A day or so later, Salon's Glenn Greenwald posted on this incident.
Greenwald's newest post is titled "The Bush/McCain/Palin contempt for subpoenas and the rule of law" and begins with Palin's husband's refusal to obey a subpoena to testify. This is a crime in this republic, which if Palin's husband's group had had its way, would NOT include Alaska.
After a lengthy, serious discussion, the likes of which have endeared Greenwald before to lovers of America's constitution and republic, he says this:
And it's that precise anti-democratic mentality -- "the people don't need any say in what our Government does; it's best if the President rules without any political accountability" -- that has enabled Bush officials and now their would-be GOP successors simply to decide that they're above the law and that they can exempt themselves from investigation and accountability.
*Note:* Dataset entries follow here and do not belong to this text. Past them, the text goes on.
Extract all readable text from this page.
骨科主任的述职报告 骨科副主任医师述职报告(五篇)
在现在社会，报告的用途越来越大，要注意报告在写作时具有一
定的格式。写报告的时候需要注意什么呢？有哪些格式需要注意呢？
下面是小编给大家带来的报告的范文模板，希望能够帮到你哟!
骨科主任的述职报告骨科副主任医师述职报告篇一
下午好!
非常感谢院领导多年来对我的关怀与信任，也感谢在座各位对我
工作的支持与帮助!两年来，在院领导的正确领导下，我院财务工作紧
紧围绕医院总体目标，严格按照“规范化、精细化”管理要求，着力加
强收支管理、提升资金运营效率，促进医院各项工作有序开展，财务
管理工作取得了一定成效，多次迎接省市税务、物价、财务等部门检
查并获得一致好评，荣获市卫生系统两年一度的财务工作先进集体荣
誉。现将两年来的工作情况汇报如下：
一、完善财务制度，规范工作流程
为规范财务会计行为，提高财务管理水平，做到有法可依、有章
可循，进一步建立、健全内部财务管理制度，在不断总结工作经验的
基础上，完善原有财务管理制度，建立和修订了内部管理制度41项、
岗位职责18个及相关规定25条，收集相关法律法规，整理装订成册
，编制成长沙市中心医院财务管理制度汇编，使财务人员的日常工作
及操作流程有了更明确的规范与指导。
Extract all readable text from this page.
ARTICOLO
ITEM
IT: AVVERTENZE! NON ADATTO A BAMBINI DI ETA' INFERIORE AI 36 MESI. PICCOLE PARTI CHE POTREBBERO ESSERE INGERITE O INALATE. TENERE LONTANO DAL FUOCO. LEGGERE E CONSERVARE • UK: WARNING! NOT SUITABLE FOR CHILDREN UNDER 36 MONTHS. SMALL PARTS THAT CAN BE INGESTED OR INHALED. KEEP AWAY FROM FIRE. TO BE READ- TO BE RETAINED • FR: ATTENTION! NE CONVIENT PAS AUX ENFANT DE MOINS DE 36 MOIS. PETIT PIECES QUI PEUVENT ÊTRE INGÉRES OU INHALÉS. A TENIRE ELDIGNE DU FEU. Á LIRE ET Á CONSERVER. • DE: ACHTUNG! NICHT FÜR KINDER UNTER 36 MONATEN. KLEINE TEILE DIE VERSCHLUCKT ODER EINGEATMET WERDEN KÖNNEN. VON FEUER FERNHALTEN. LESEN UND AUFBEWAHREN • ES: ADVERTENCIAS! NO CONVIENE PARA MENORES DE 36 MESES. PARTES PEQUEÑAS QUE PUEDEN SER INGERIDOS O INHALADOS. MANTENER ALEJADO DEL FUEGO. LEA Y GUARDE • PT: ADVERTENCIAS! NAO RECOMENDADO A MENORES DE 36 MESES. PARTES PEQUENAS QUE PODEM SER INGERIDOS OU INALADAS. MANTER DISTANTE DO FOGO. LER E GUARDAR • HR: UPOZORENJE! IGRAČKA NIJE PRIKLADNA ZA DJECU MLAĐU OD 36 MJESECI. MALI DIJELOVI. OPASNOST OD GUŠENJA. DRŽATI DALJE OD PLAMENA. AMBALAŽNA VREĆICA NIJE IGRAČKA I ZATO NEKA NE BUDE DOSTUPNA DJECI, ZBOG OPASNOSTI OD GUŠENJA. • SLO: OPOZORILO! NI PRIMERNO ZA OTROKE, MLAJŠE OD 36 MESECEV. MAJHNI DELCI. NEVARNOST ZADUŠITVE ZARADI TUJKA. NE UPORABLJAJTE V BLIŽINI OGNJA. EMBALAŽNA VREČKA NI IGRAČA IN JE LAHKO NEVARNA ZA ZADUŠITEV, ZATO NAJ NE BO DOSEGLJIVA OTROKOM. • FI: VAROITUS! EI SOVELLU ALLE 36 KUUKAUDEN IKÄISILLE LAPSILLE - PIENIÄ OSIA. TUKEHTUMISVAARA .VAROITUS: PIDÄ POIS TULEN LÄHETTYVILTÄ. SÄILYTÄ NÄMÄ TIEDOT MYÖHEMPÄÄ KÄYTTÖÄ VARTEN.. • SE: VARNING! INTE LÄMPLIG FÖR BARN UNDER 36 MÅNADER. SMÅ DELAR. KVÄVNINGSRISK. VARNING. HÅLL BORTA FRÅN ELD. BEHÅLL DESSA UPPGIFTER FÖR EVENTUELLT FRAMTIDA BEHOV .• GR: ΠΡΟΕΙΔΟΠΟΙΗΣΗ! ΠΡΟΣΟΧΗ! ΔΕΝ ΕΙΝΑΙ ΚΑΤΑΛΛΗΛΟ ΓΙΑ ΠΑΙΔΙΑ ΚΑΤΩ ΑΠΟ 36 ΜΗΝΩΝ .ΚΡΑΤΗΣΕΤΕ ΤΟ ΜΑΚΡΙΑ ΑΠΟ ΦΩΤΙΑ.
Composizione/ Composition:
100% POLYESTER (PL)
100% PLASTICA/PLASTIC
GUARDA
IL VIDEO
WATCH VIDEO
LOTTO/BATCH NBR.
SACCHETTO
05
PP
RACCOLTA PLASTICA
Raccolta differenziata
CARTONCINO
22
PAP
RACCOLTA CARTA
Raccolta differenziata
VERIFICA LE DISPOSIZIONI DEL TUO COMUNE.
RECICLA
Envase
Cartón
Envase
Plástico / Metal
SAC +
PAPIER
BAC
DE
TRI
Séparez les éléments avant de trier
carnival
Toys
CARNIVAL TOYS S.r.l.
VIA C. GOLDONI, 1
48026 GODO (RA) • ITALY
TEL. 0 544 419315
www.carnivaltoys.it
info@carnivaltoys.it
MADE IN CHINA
It ought to be striking to read an article that reports this:
(a) X is illegal under the law, punishable with fines and prison;
(b) Political official P just announced that s/he will do X;
(c) The reason is that P knows there will be no consequences for X.
That's the elimination of the rule of law and core democratic processes expressed in elementary logical terms, and that's what the AP just reported yesterday about the Palins' refusal to comply with subpoenas, and what media outlets have been reporting for years about what Bush officials have done. But it's not striking. It's now the standard way our lawless government functions.
The wingnuts have been hysterical with outrage over someone's invading Sarah Palin's privacy, and they are demanding arrest, fines, and imprisonment for the "liberals" behind it, but they totally forgive documented instances of the current administration's widespread use of illegal wiretapping and similar practices.
THIS is why we need to elect someone other than John McCain, who promises to be even Bushier than Bush.